Louis Feuillade’s Series Bout-de-zan

Bout-de-zan vole un éléphant
R: Louis Feuillade. D: René Poyen. P: Gaumont. Fr 1913

Feuillade had been making the Bébé series with child actor René Dary ([i.e. Clément Mary] who would later enjoy a career in the talkies) but Dary’s parents insisted on more and more money for their son’s services and so a younger René was engaged, our Bout de Zan. (…) As you can probably tell, this is a lightweight short designed to showcase both the charms of its tiny star and the impeccable training of the little elephant. It succeeds brilliantly on both counts with Bout de Zan never simpering or wearing out his welcome with saccharine behavior, nor does he come off as homicidal or sociopathic, which was sometimes the case with Bébé (and Jackie Coogan). He’s a rascal and he’s proud of it and he will likely continue to be a rascal for the foreseeable future. Fortunately, he and his elephant are taken in by Mommy Warbucks and she seems to find their antics appealing so a happy ending all around. The film was released in the United States just a few months after its French debut, as was common practice before the First World War made such importation challenging. It was renamed Tiny Tim and the Adventures of His Elephant and apparently expands the story somewhat with the use of title cards. (…) This retitling and expanding a story to appeal to local audiences showcases the versatility of silent films. Minor details like character names could be changed but some distributors went even further and completely reworked the thing with a whole new plot and perhaps the original ending snipped off.
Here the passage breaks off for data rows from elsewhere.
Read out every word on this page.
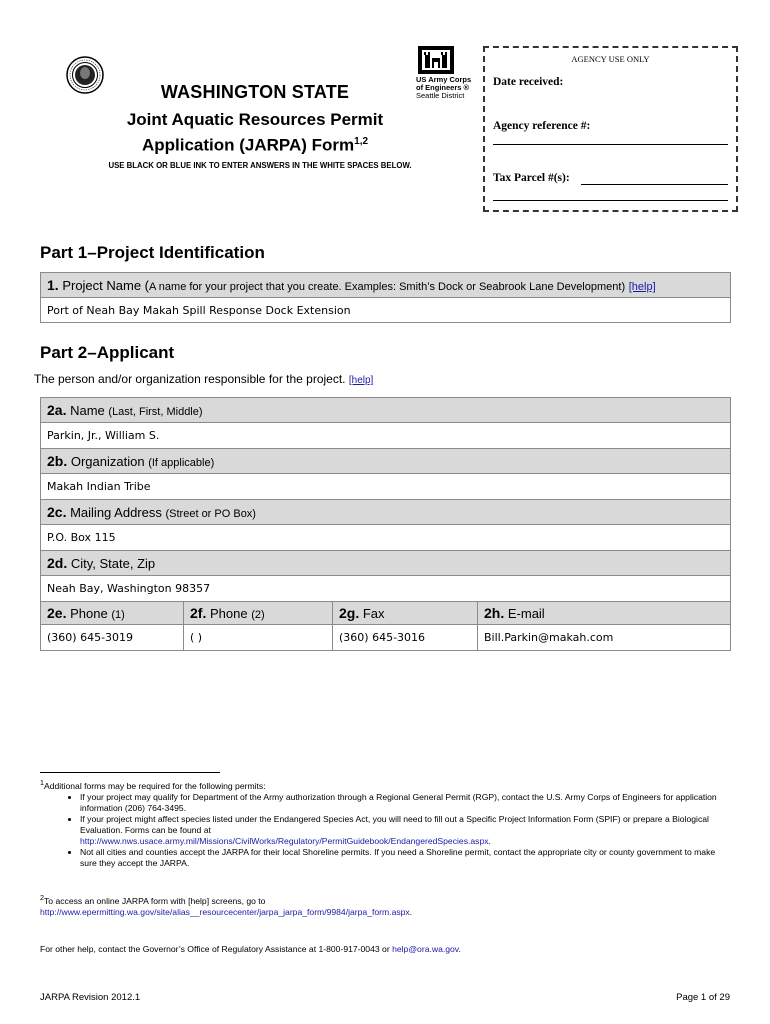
US Army Corps
of Engineers ®
Seattle District
WASHINGTON STATE
Joint Aquatic Resources Permit
Application (JARPA) Form$^{1,2}$
USE BLACK OR BLUE INK TO ENTER ANSWERS IN THE WHITE SPACES BELOW.
AGENCY USE ONLY
Date received:
Agency reference #:
Tax Parcel #(s):
Part 1–Project Identification
1. Project Name (A name for your project that you create. Examples: Smith’s Dock or Seabrook Lane Development) [help]
Port of Neah Bay Makah Spill Response Dock Extension
Part 2–Applicant
The person and/or organization responsible for the project. [help]
2a. Name (Last, First, Middle)			
Parkin, Jr., William S.			
2b. Organization (If applicable)			
Makah Indian Tribe			
2c. Mailing Address (Street or PO Box)			
P.O. Box 115			
2d. City, State, Zip			
Neah Bay, Washington 98357			
2e. Phone (1)	2f. Phone (2)	2g. Fax	2h. E-mail
(360) 645-3019	( )	(360) 645-3016	Bill.Parkin@makah.com
$^1$Additional forms may be required for the following permits:
• If your project may qualify for Department of the Army authorization through a Regional General Permit (RGP), contact the U.S. Army Corps of Engineers for application information (206) 764-3495.
• If your project might affect species listed under the Endangered Species Act, you will need to fill out a Specific Project Information Form (SPIF) or prepare a Biological Evaluation. Forms can be found at
http://www.nws.usace.army.mil/Missions/CivilWorks/Regulatory/PermitGuidebook/EndangeredSpecies.aspx.
• Not all cities and counties accept the JARPA for their local Shoreline permits. If you need a Shoreline permit, contact the appropriate city or county government to make sure they accept the JARPA.
$^2$To access an online JARPA form with [help] screens, go to
http://www.epermitting.wa.gov/site/alias__resourcecenter/jarpa_jarpa_form/9984/jarpa_form.aspx.
For other help, contact the Governor’s Office of Regulatory Assistance at 1-800-917-0043 or help@ora.wa.gov.
JARPA Revision 2012.1	Page 1 of 29
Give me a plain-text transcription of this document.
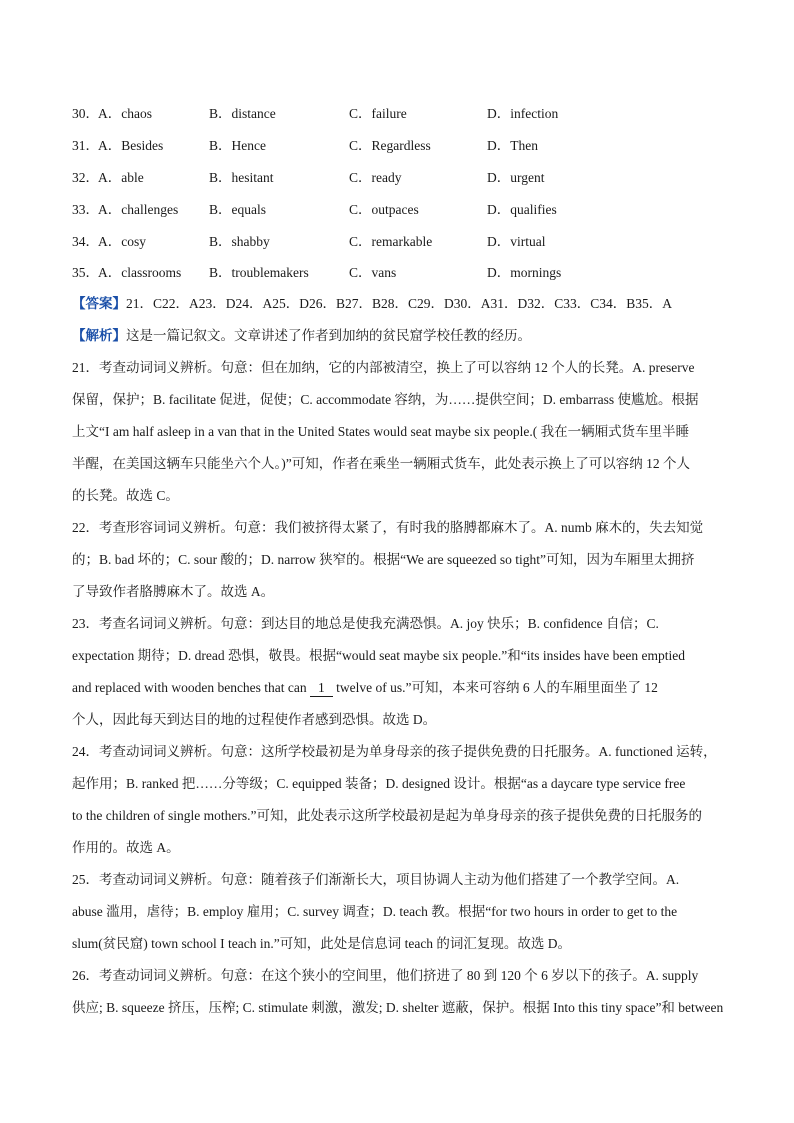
30． A．chaos	B．distance	C．failure	D．infection
31． A．Besides	B．Hence	C．Regardless	D．Then
32． A．able	B．hesitant	C．ready	D．urgent
33． A．challenges B．equals	C．outpaces	D．qualifies
34． A．cosy	B．shabby	C．remarkable	D．virtual
35． A．classrooms B．troublemakers	C．vans	D．mornings
【答案】21．C22．A23．D24．A25．D26．B27．B28．C29．D30．A31．D32．C33．C34．B35．A
【解析】这是一篇记叙文。文章讲述了作者到加纳的贫民窟学校任教的经历。
21．考查动词词义辨析。句意：但在加纳，它的内部被清空，换上了可以容纳 12 个人的长凳。A. preserve
保留，保护；B. facilitate 促进，促使；C. accommodate 容纳，为……提供空间；D. embarrass 使尴尬。根据
上文“I am half asleep in a van that in the United States would seat maybe six people.( 我在一辆厢式货车里半睡
半醒，在美国这辆车只能坐六个人。)”可知，作者在乘坐一辆厢式货车，此处表示换上了可以容纳 12 个人
的长凳。故选 C。
22．考查形容词词义辨析。句意：我们被挤得太紧了，有时我的胳膊都麻木了。A. numb 麻木的，失去知觉
的；B. bad 坏的；C. sour 酸的；D. narrow 狭窄的。根据“We are squeezed so tight”可知，因为车厢里太拥挤
了导致作者胳膊麻木了。故选 A。
23．考查名词词义辨析。句意：到达目的地总是使我充满恐惧。A. joy 快乐；B. confidence 自信；C.
expectation 期待；D. dread 恐惧，敬畏。根据“would seat maybe six people.”和“its insides have been emptied
and replaced with wooden benches that can 1 twelve of us.”可知，本来可容纳 6 人的车厢里面坐了 12
个人，因此每天到达目的地的过程使作者感到恐惧。故选 D。
24．考查动词词义辨析。句意：这所学校最初是为单身母亲的孩子提供免费的日托服务。A. functioned 运转，
起作用；B. ranked 把……分等级；C. equipped 装备；D. designed 设计。根据“as a daycare type service free
to the children of single mothers.”可知，此处表示这所学校最初是起为单身母亲的孩子提供免费的日托服务的
作用的。故选 A。
25．考查动词词义辨析。句意：随着孩子们渐渐长大，项目协调人主动为他们搭建了一个教学空间。A.
abuse 滥用，虐待；B. employ 雇用；C. survey 调查；D. teach 教。根据“for two hours in order to get to the
slum(贫民窟) town school I teach in.”可知，此处是信息词 teach 的词汇复现。故选 D。
26．考查动词词义辨析。句意：在这个狭小的空间里，他们挤进了 80 到 120 个 6 岁以下的孩子。A. supply
供应; B. squeeze 挤压，压榨; C. stimulate 刺激，激发; D. shelter 遮蔽，保护。根据 Into this tiny space”和 between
In the case of Bout de Zan Steals an Elephant, the main changes seem to be jokey title cards added in but the general structure of the film remained intact.”
Fritzi Kramer
Movies Silently

Bout-de-zan et l’embusqué
R: Louis Feuillade. D: René Poyen. P: Gaumont. Fr 1915
Engl. version

Buster Brown, an American colleague of Bout-de-zan:

Buster’s Dog to the Rescue / Buster’s Revenge on the Tramp / Buster and Tige Put a Baloon Vender out of Business / Buster and the Nude / Buster Makes Room for his Mama at the Bargain Counter
R: Edwin S.Porter. B: Richard Felton Outcault. P: Edison Manufacturing Company. USA 1904

Richard Felton Outcault was one of the comic pioneers, and often credited as the inventor of the comic strip. Coming from Lancaster, Ohio, Outcault was a graduate from the McMicken University in Cincinnati, who studied art in Paris, and eventually settled in New York. After doing illustration work for publications like The Electrical World, Life and Judge, he was hired by media tycoon Joseph Pulitzer to come and work for the New York World in 1894.
For this newspaper, Outcault made series of cartoons set in certain quarters in Manhattan, which eventually resulted in the feature ‘Down in Hogan’s Alley’. Being one of the first continuing series with a regular cast, one character stood out. At the time, it was still difficult to use yellow ink in color printing, since it didn’t dry properly. When one of the World’s foremen of the color-press room wanted to experiment with a new type of yellow ink, he used the shirt of one of Outcault’s characters as a test area. ‘The Yellow Kid’ was born.”